You might want to look into a more full-featured Full-Text search engine such as Apache Lucene/Solr or Sphinx - which can support this kind of string mapping natively.
I see a number of possible ways to deal with this. One is a soundex lookup algorithm that matches the similarity of English strings. Furthermore, this is supported natively in some databases like PostgreSQL.
Another, approach may simply be to offer your users an auto-complete functionality where as they type a number of suggestions appear. This way users will pick the desired lookup city name intuitively.
Create two tables.
One contains everything about a city.
One contains a bunch of names for cities, and a foreign key association those naes with the id of the the first table.
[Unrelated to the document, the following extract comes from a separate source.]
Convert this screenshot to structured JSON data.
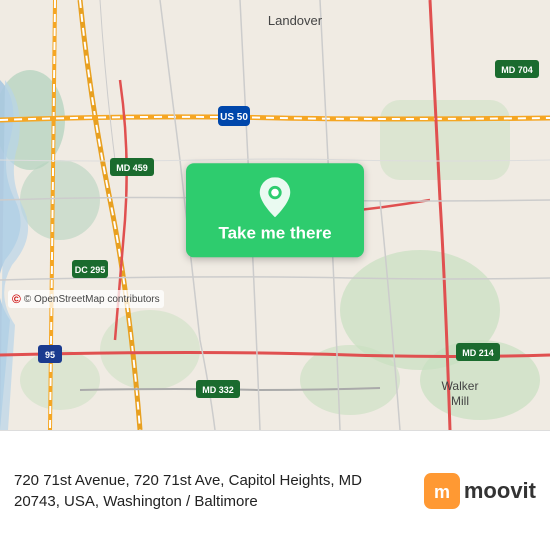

So you have a one to many relationship between city and city_names.
Now the only problem is distinguishing the one name, for each city, that is the preferred name. We can do that a couple of ways: 1) the first table could have a fk to the second table, that holds to id of the preferred name. This creates a circular dependency, though. So better, 2) just add a boolean/bit column to the second table, is_preffered.
create table city (id not null primary key, other columns ) ;
create table city_name (
id not null primary key,
city_id int references city(id),
name varchar(80),
is_preferred bool
) ;
Then to get all names, with the preferred name first:
select name from city_names where city_id = ?
order by is_preffered desc, name;
This has an additional advantage: if you don't cover every city and town, you can use the second table to map towns/villages/counties you don't cover to the major cities you do:
insert into city_name(city_id, name) values
( $id-for-New-York-City, 'New York'),
( $id-for-New-York-City, 'Manhattan'),
( $id-for-New-York-City, 'Big Apple'),
( $id-for-New-York-City, 'Brooklyn');
What I would do is, build a shorthand-to-normal table, that would map any ambiguous word to a single consistent spelling you'll use in your primary table. You can include there common spelling mistakes and typos.
Before looking up the user's request, convert all the words to normal form using this table.
So in your case in the shorthand-to-normal
table we'll have
______________
| short|normal |
|______|_______|
|St |Saint |
|St. |Saint |
As a general approach, you can normalize items both when inserting and when searching them.
Normalization rules could be:
Saint => St
St. => St
etc.
The normalized names should then match.
IMHO i'd leave the database alone and instead have a downdown list of cities in your application. Easier, cleaner, and doesn't require much extra.
I like the option in the first answer.
Another thought would be to have a column for tags for that city that the users coudl update.
i.e.
New York City is the official name.
Tags for this city would be numerable ( Manhattan, NY, NYC, the city, big apple.. ) e.t.c. but you wouldn't want all that junk in your main Cities table or to create assicated child tables and have to do joins. So just tuck it in a columns and search it based on the Search Term but then return the proper name if it's found.
You can use the built in SQL FTS properties for thesaurus entries. This allows you to buld a custom word map inside full text search . That way you can keep everything inside FTS rather than mix FTS and other queries.
Not sure which version of SQL you are using as its differant between 2005/8 so there is a good walkthrough for 2005 / 8 here http://arcanecode.com/2008/05/28/creating-custom-thesaurus-entries-in-sql-server-2005-and-2008-full-text-search/